As they pulled up outside Megan’s house Saskia saw that her car was parked outside. Her stomach muscles started to clench as she got out of Lorraine’s car and walked up the garden path. Megan and Mark. Even their names sounded cosy together, redolent of domesticity…of marital comfort. And yet…if ever she’d met a man who was neither domesticated nor cosy it had been Megan’s Mark. There had been an air of primitive raw maleness about him, an aura of power and sexuality, a sense that in his arms a woman could…would…touch such sensual heights of delight and pleasure that she would never be quite the same person again.
Saskia tensed. What on earth was she thinking? Mark belonged to Megan—her best friend, the friend to whom she owed her grandmother’s life and good health.
Megan had obviously seen them arrive and was opening the door before they reached it, her face wreathed in smiles.
‘It’s all right,’ Saskia told her hollowly. ‘Mark didn’t…’
‘I know…I know…’ Megan beamed as she ushered them inside. ‘He came to see me at work and explained everything. Oh, I’ve been such an idiot…Why on earth I didn’t guess what he was planning I just don’t know. We leave next week. He’d even told them at work what he was planning…that was the reason for all those calls. Plus the girl at the travel agency kept phoning. Oh, Saskia, I can’t believe it. I’ve always longed to go to the Caribbean, and for Mark to have booked us such a wonderful holiday…The place we’re going to specialises in holidays for couples. I’m so sorry you had a wasted evening. I tried to ring you but you’d already left. I thought you might have got here sooner. After all, once you’d realised that Mark wasn’t at the wine bar…’ She stopped as she saw the look on both her cousin’s and Saskia’s faces.
‘What is it?’ she asked them uncertainly.
‘You said that you’d spoken to Mark,’ Lorraine was saying tersely to Saskia.
‘I did…’ Saskia insisted. ‘He was just as you described him to us, Megan…’
She stopped as Megan shook her head firmly.
‘Mark wasn’t there, Sas,’ she repeated. ‘He was with me at work. He arrived at half past eight and Sister gave me some time off so that we could talk. He’d guessed how upset I was and he’d decided that he would have to tell me what he was planning. He said he knew he couldn’t have kept the secret for very much longer anyway,’ she added fondly.

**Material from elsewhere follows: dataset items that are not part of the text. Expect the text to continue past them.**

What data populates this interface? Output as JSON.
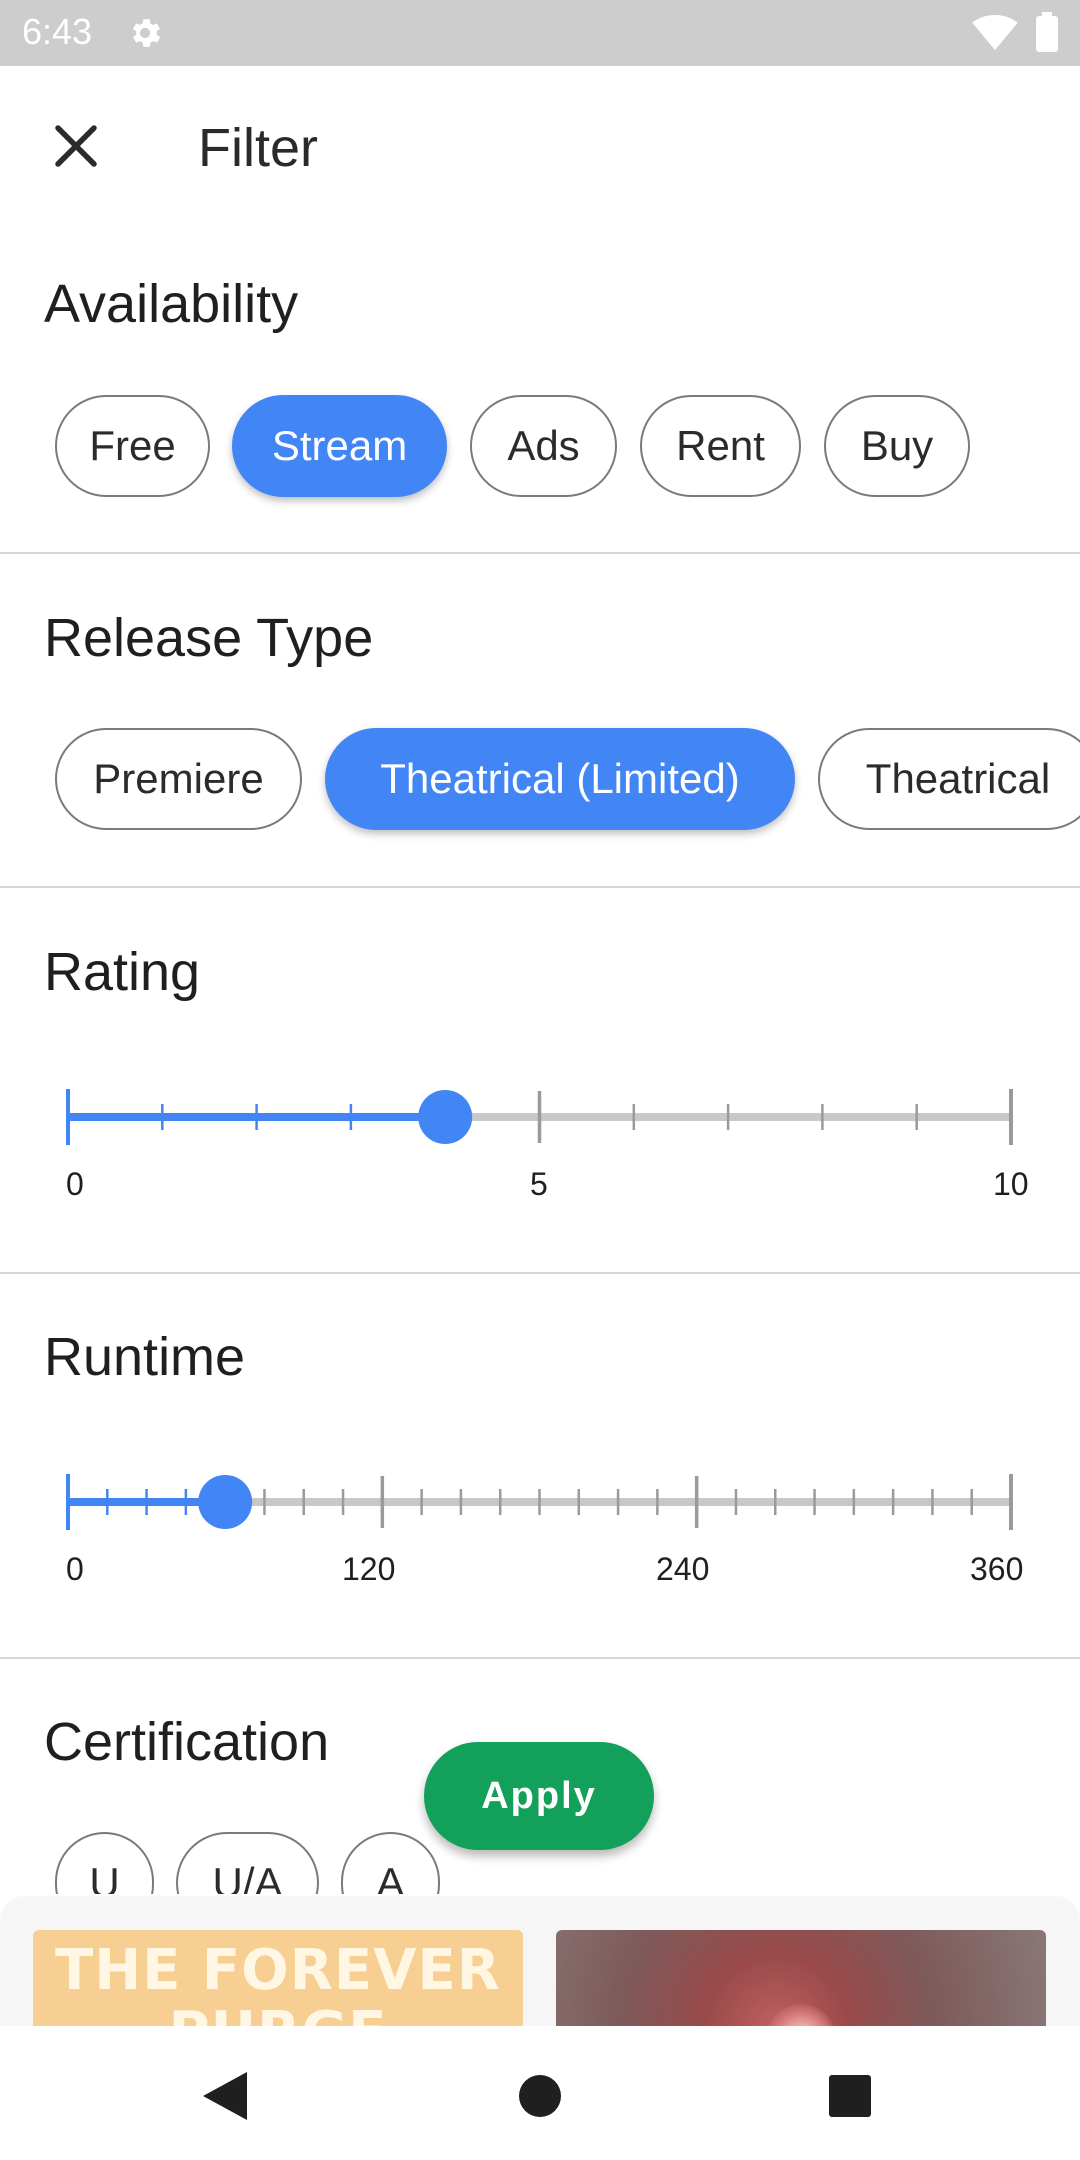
{
  "status_bar": {
    "time": "6:43",
    "icons": [
      "settings-gear-icon",
      "wifi-icon",
      "battery-icon"
    ]
  },
  "header": {
    "close_icon": "close-icon",
    "title": "Filter"
  },
  "availability": {
    "title": "Availability",
    "chips": [
      {
        "label": "Free",
        "selected": false
      },
      {
        "label": "Stream",
        "selected": true
      },
      {
        "label": "Ads",
        "selected": false
      },
      {
        "label": "Rent",
        "selected": false
      },
      {
        "label": "Buy",
        "selected": false
      }
    ]
  },
  "release_type": {
    "title": "Release Type",
    "chips": [
      {
        "label": "Premiere",
        "selected": false
      },
      {
        "label": "Theatrical (Limited)",
        "selected": true
      },
      {
        "label": "Theatrical",
        "selected": false
      }
    ]
  },
  "rating": {
    "title": "Rating",
    "min": 0,
    "max": 10,
    "step": 1,
    "value": 4,
    "tick_labels": [
      "0",
      "5",
      "10"
    ]
  },
  "runtime": {
    "title": "Runtime",
    "min": 0,
    "max": 360,
    "step": 15,
    "value": 60,
    "tick_labels": [
      "0",
      "120",
      "240",
      "360"
    ]
  },
  "certification": {
    "title": "Certification",
    "chips": [
      {
        "label": "U",
        "selected": false
      },
      {
        "label": "U/A",
        "selected": false
      },
      {
        "label": "A",
        "selected": false
      }
    ]
  },
  "apply_button": {
    "label": "Apply"
  },
  "posters": [
    {
      "title_text": "THE FOREVER PURGE"
    },
    {
      "title_text": ""
    }
  ],
  "nav_bar": {
    "icons": [
      "back-icon",
      "home-icon",
      "recents-icon"
    ]
  },
  "colors": {
    "accent": "#4285f4",
    "apply_green": "#13a05a",
    "status_bar": "#cdcdcd",
    "track_inactive": "#c8c8c8"
  }
}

‘And before you say a word,’ she said firmly to her cousin, ‘Mark is paying for everything himself.’
Saskia leaned weakly against the wall. If the man she had come on to hadn’t been Megan’s Mark, then just who on earth had he been? Her face became even paler. She had come on to a man she didn’t know…a total and complete stranger…a man who…She swallowed nauseously, remembering the way she had looked, the way she had behaved…the things she had said. Thank God he was a stranger. Thank God she would never have to see him again.
‘Sas, you don’t look well,’ she could hear Megan saying solicitously. ‘What is it?’
‘Nothing,’ she fibbed, but Lorraine had already guessed what she was thinking.
‘Well, if the man in the wine bar wasn’t Mark then who on earth was he?’ She demanded sharply.
‘Who indeed?’ Saskia echoed hollowly.